SCRIPTURE: John 8:48-59
48 The Jews answered him, “Are we not right in saying that you are a Samaritan and have a demon?” 49 Jesus answered, “I do not have a demon; but I honor my Father, and you dishonor me. 50 Yet I do not seek my own glory; there is one who seeks it and he is the judge. 51 Very truly, I tell you, whoever keeps my word will never see death.” 52 The Jews said to him, “Now we know that you have a demon. Abraham died, and so did the prophets; yet you say, ‘Whoever keeps my word will never taste death.’ 53 Are you greater than our father Abraham, who died? The prophets also died. Who do you claim to be?” 54 Jesus answered, “If I glorify myself, my glory is nothing. It is my Father who glorifies me, he of whom you say, ‘He is our God,’ 55 though you do not know him. But I know him; if I would say that I do not know him, I would be a liar like you. But I do know him and I keep his word. 56 Your ancestor Abraham rejoiced that he would see my day; he saw it and was glad.” 57 Then the Jews said to him, “You are not yet fifty years old, and have you seen Abraham?” 58 Jesus said to them, “Very truly, I tell you, before Abraham was, I am.” 59 So they picked up stones to throw at him, but Jesus hid himself and went out of the temple.
Gerald L. Borchert shares that “With respect to the “Samaritan” designation, the Samaritan people were usually dishonored by Jews.

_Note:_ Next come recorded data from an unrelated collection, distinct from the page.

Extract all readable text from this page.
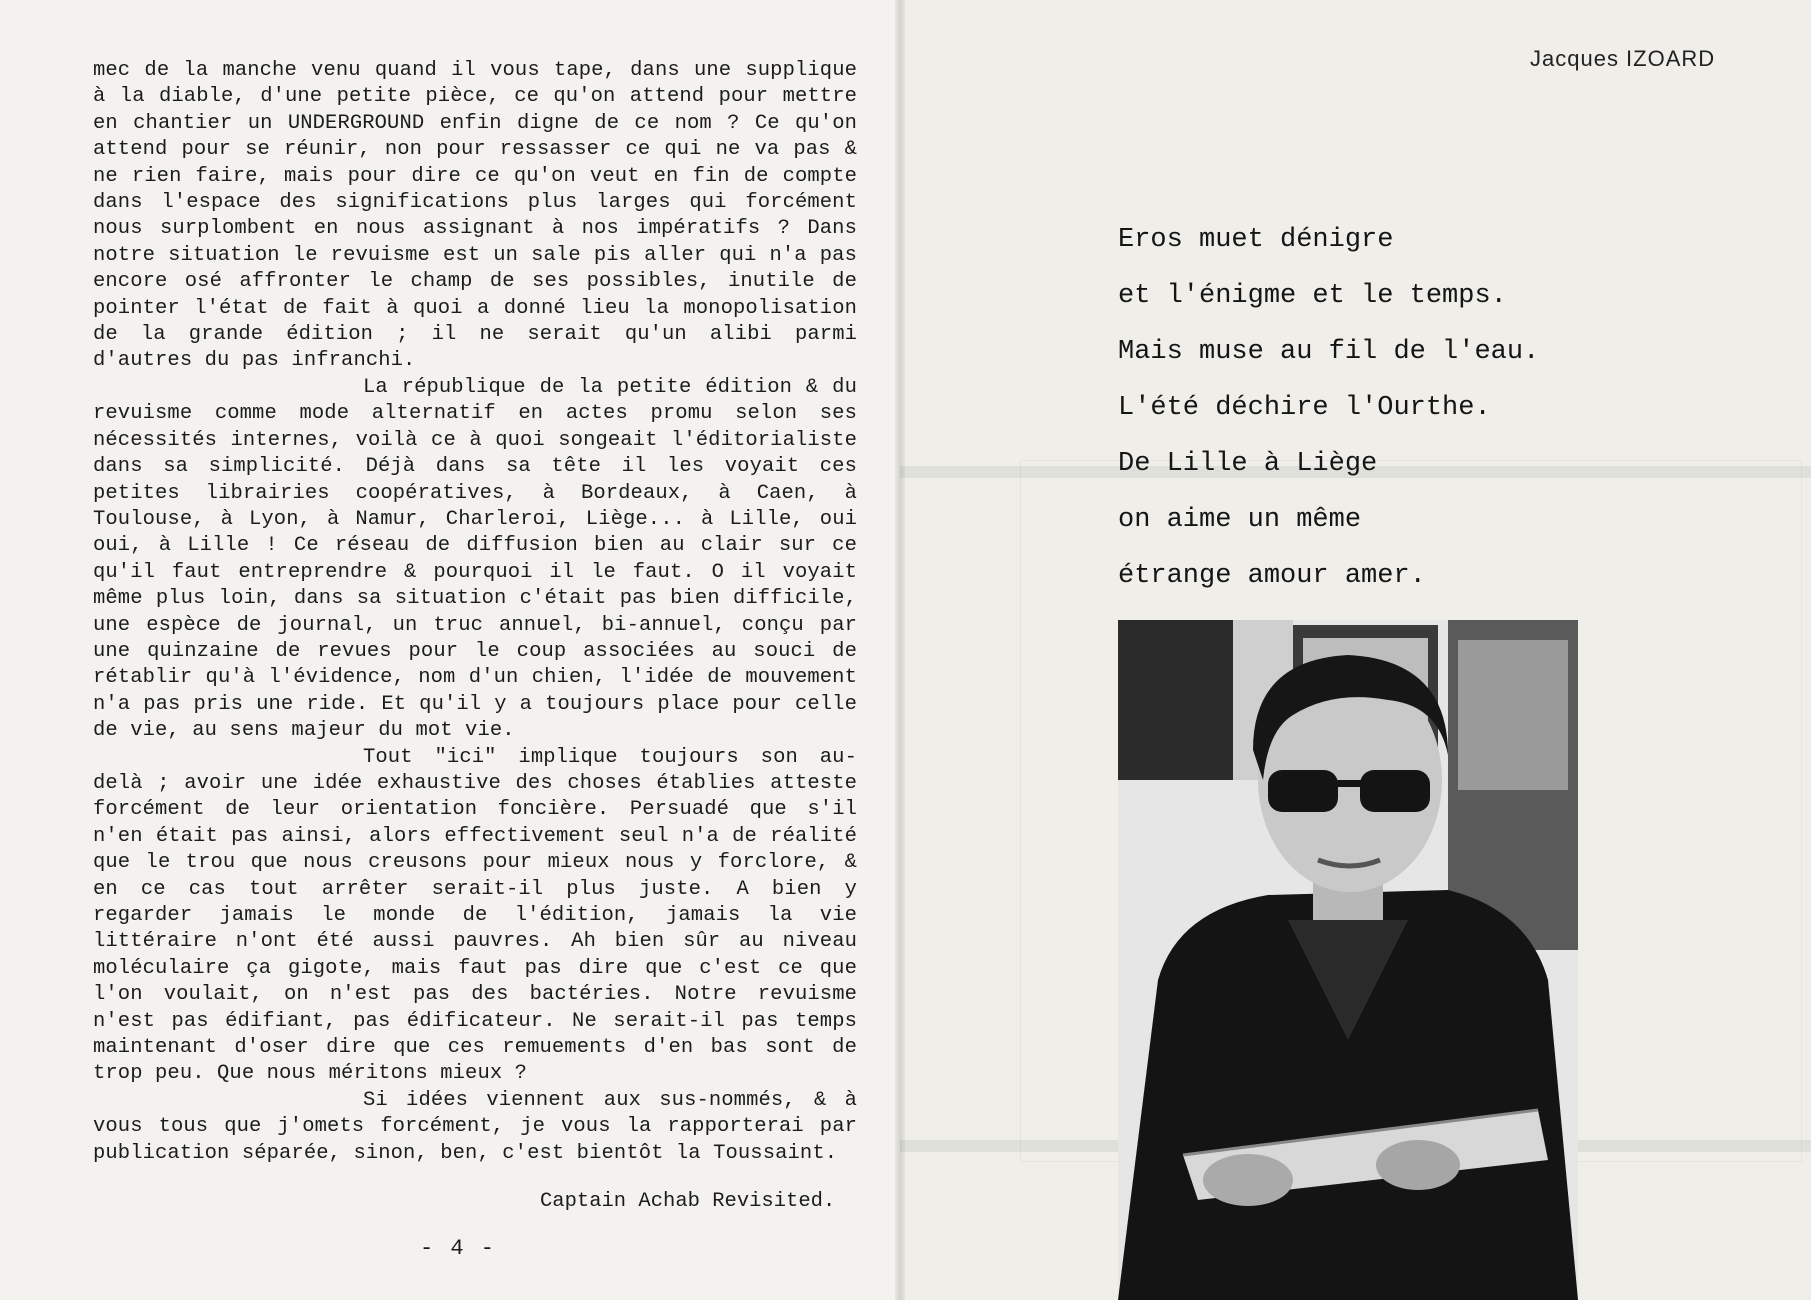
mec de la manche venu quand il vous tape, dans une supplique à la diable, d'une petite pièce, ce qu'on attend pour mettre en chantier un UNDERGROUND enfin digne de ce nom ? Ce qu'on attend pour se réunir, non pour ressasser ce qui ne va pas & ne rien faire, mais pour dire ce qu'on veut en fin de compte dans l'espace des significations plus larges qui forcément nous surplombent en nous assignant à nos impératifs ? Dans notre situation le revuisme est un sale pis aller qui n'a pas encore osé affronter le champ de ses possibles, inutile de pointer l'état de fait à quoi a donné lieu la monopolisation de la grande édition ; il ne serait qu'un alibi parmi d'autres du pas infranchi.

La république de la petite édition & du revuisme comme mode alternatif en actes promu selon ses nécessités internes, voilà ce à quoi songeait l'éditorialiste dans sa simplicité. Déjà dans sa tête il les voyait ces petites librairies coopératives, à Bordeaux, à Caen, à Toulouse, à Lyon, à Namur, Charleroi, Liège... à Lille, oui oui, à Lille ! Ce réseau de diffusion bien au clair sur ce qu'il faut entreprendre & pourquoi il le faut. O il voyait même plus loin, dans sa situation c'était pas bien difficile, une espèce de journal, un truc annuel, bi-annuel, conçu par une quinzaine de revues pour le coup associées au souci de rétablir qu'à l'évidence, nom d'un chien, l'idée de mouvement n'a pas pris une ride. Et qu'il y a toujours place pour celle de vie, au sens majeur du mot vie.

Tout "ici" implique toujours son au-delà ; avoir une idée exhaustive des choses établies atteste forcément de leur orientation foncière. Persuadé que s'il n'en était pas ainsi, alors effectivement seul n'a de réalité que le trou que nous creusons pour mieux nous y forclore, & en ce cas tout arrêter serait-il plus juste. A bien y regarder jamais le monde de l'édition, jamais la vie littéraire n'ont été aussi pauvres. Ah bien sûr au niveau moléculaire ça gigote, mais faut pas dire que c'est ce que l'on voulait, on n'est pas des bactéries. Notre revuisme n'est pas édifiant, pas édificateur. Ne serait-il pas temps maintenant d'oser dire que ces remuements d'en bas sont de trop peu. Que nous méritons mieux ?

Si idées viennent aux sus-nommés, & à vous tous que j'omets forcément, je vous la rapporterai par publication séparée, sinon, ben, c'est bientôt la Toussaint.

Captain Achab Revisited.
- 4 -
Jacques IZOARD
Eros muet dénigre
et l'énigme et le temps.
Mais muse au fil de l'eau.
L'été déchire l'Ourthe.
De Lille à Liège
on aime un même
étrange amour amer.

The Samaritan woman’s surprise at Jesus’ willingness to converse with her (4:9) is thus completely understandable in light of the Jews’ general dishonoring of her people. Samaritans were regarded by Jews as half-breed heretics who also (at least later) were associated with demonic/cultic magic.194 This verse is the only place in the Gospels where the charge of being a Samaritan is laid on Jesus. Since Jesus came to be the Savior of the world (the confession of the Samaritans, 4:42), he was not about to accept the prejudiced Jewish view of Samaritans. Indeed, in Luke 10:25–37 Jesus told a pointed story about a gracious Samaritan whom the Jewish inquisitor could not even bring himself to call by name (Luke 10:37).”

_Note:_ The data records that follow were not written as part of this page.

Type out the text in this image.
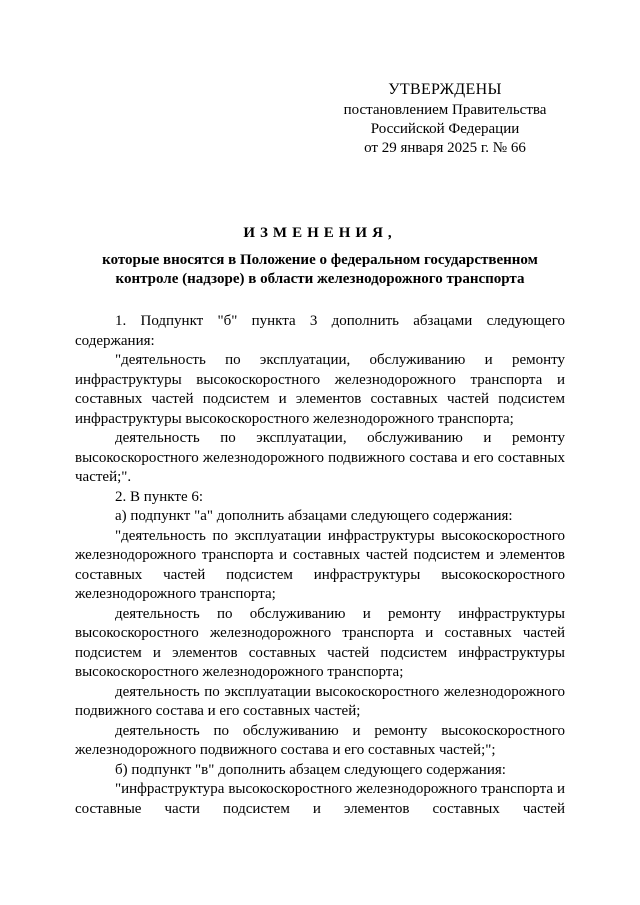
УТВЕРЖДЕНЫ
постановлением Правительства
Российской Федерации
от 29 января 2025 г. № 66
ИЗМЕНЕНИЯ,
которые вносятся в Положение о федеральном государственном
контроле (надзоре) в области железнодорожного транспорта

1. Подпункт "б" пункта 3 дополнить абзацами следующего содержания:

"деятельность по эксплуатации, обслуживанию и ремонту инфраструктуры высокоскоростного железнодорожного транспорта и составных частей подсистем и элементов составных частей подсистем инфраструктуры высокоскоростного железнодорожного транспорта;

деятельность по эксплуатации, обслуживанию и ремонту высокоскоростного железнодорожного подвижного состава и его составных частей;".

2. В пункте 6:

а) подпункт "а" дополнить абзацами следующего содержания:

"деятельность по эксплуатации инфраструктуры высокоскоростного железнодорожного транспорта и составных частей подсистем и элементов составных частей подсистем инфраструктуры высокоскоростного железнодорожного транспорта;

деятельность по обслуживанию и ремонту инфраструктуры высокоскоростного железнодорожного транспорта и составных частей подсистем и элементов составных частей подсистем инфраструктуры высокоскоростного железнодорожного транспорта;

деятельность по эксплуатации высокоскоростного железнодорожного подвижного состава и его составных частей;

деятельность по обслуживанию и ремонту высокоскоростного железнодорожного подвижного состава и его составных частей;";

б) подпункт "в" дополнить абзацем следующего содержания:

"инфраструктура высокоскоростного железнодорожного транспорта и составные части подсистем и элементов составных частей
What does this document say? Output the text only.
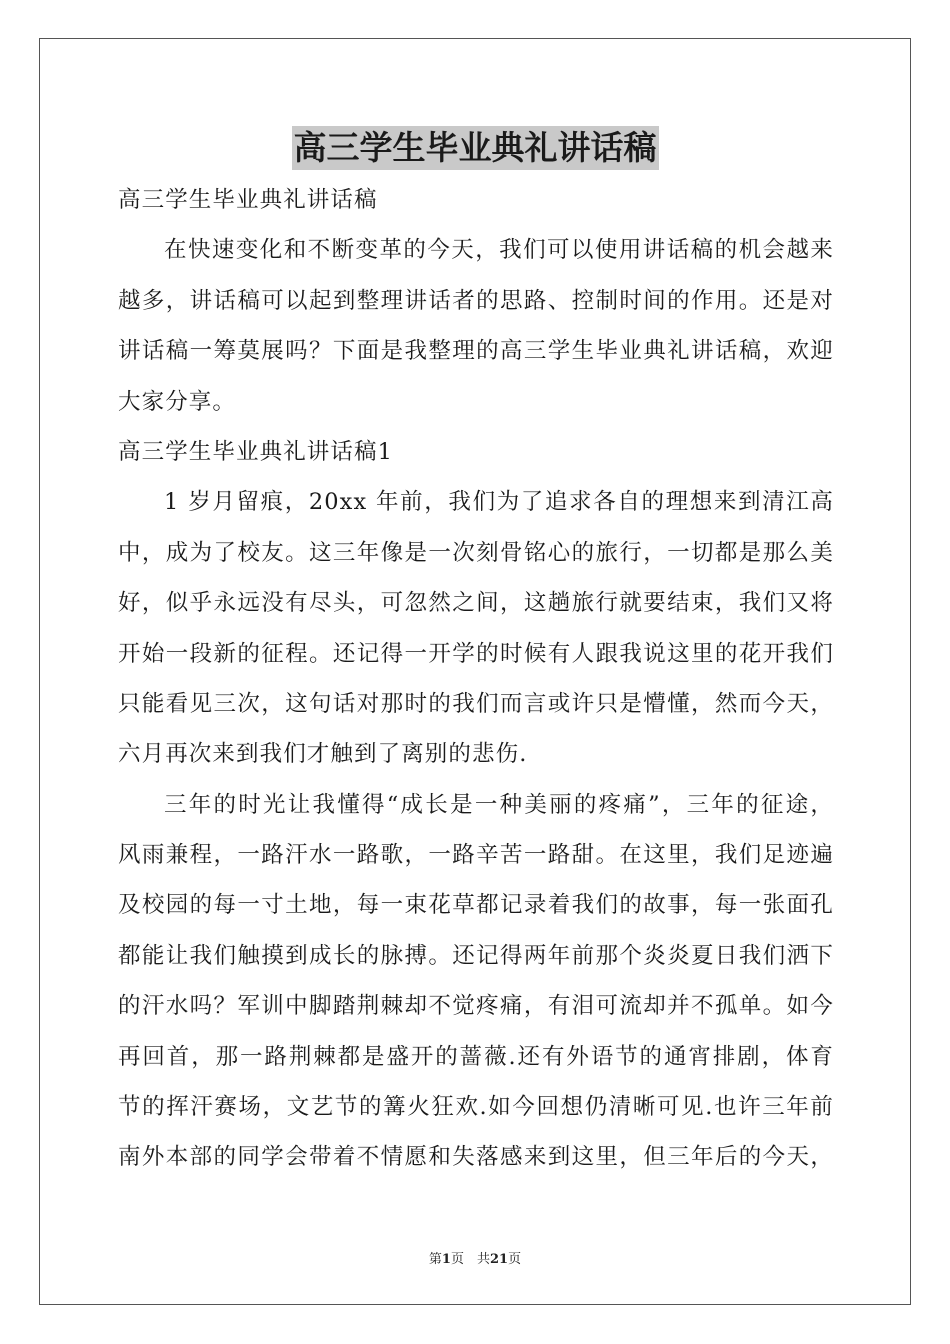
高三学生毕业典礼讲话稿
高三学生毕业典礼讲话稿
在快速变化和不断变革的今天，我们可以使用讲话稿的机会越来
越多，讲话稿可以起到整理讲话者的思路、控制时间的作用。还是对
讲话稿一筹莫展吗？下面是我整理的高三学生毕业典礼讲话稿，欢迎
大家分享。
高三学生毕业典礼讲话稿1
1 岁月留痕，20xx 年前，我们为了追求各自的理想来到清江高
中，成为了校友。这三年像是一次刻骨铭心的旅行，一切都是那么美
好，似乎永远没有尽头，可忽然之间，这趟旅行就要结束，我们又将
开始一段新的征程。还记得一开学的时候有人跟我说这里的花开我们
只能看见三次，这句话对那时的我们而言或许只是懵懂，然而今天，
六月再次来到我们才触到了离别的悲伤.
三年的时光让我懂得“成长是一种美丽的疼痛”，三年的征途，
风雨兼程，一路汗水一路歌，一路辛苦一路甜。在这里，我们足迹遍
及校园的每一寸土地，每一束花草都记录着我们的故事，每一张面孔
都能让我们触摸到成长的脉搏。还记得两年前那个炎炎夏日我们洒下
的汗水吗？军训中脚踏荆棘却不觉疼痛，有泪可流却并不孤单。如今
再回首，那一路荆棘都是盛开的蔷薇.还有外语节的通宵排剧，体育
节的挥汗赛场，文艺节的篝火狂欢.如今回想仍清晰可见.也许三年前
南外本部的同学会带着不情愿和失落感来到这里，但三年后的今天，
第1页　共21页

There are so many places in Scripture that have historically been used to exclude groups of people, often incorrectly, it is comforting to find examples that support a more inclusive view of faith and of Jesus’ mission to save the whole world. Labeling of other people has been a plague in the world since almost the very beginning. Jews versus Samaritans, whites versus blacks, LGBTQ+ versus straight, and so many, many more. These divisions of human assigned labels have led to pain, suffering, death, and so much more. Yet, when we put aside those divisions and instead see all people as equal in the eyes of the God who sent God’s only Son to save the whole world, that is when we can truly see the kingdom of God here on earth.

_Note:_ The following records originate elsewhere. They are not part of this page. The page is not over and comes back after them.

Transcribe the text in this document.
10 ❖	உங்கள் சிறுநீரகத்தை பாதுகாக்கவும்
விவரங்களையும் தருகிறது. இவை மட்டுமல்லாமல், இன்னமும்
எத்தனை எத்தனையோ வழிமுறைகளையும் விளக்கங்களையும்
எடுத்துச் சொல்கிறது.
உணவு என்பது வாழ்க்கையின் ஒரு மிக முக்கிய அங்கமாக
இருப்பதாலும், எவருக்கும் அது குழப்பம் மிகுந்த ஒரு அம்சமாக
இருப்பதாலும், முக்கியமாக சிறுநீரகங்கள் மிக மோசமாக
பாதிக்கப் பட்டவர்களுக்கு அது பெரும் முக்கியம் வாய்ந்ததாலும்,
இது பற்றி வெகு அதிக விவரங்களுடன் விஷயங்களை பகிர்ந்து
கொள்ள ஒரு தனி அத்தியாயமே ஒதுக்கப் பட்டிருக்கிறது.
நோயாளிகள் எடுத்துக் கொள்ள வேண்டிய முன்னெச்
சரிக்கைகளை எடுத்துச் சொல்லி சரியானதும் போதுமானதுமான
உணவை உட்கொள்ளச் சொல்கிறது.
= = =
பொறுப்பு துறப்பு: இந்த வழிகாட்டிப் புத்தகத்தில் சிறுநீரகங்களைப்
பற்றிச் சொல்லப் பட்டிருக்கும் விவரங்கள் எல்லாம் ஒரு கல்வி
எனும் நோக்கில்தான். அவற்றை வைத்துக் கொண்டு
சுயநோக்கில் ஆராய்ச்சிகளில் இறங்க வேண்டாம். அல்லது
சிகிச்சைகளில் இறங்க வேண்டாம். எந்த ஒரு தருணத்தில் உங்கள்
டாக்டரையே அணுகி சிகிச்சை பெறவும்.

How do you respond when someone tries to put you in one category or another, further dividing you from others? Has it happened to you a lot, or only occasionally? Have you been guilting of doing it to others?
God of all creation, you have made everything in the world, including all humanity. Help us to see all creation and one another through your eyes, eyes of mercy, grace, and love. Soften our hearts and open our minds that we might stop trying to further divide ourselves, and instead come together under the grace of your Son, our Savior, Jesus Christ. Amen.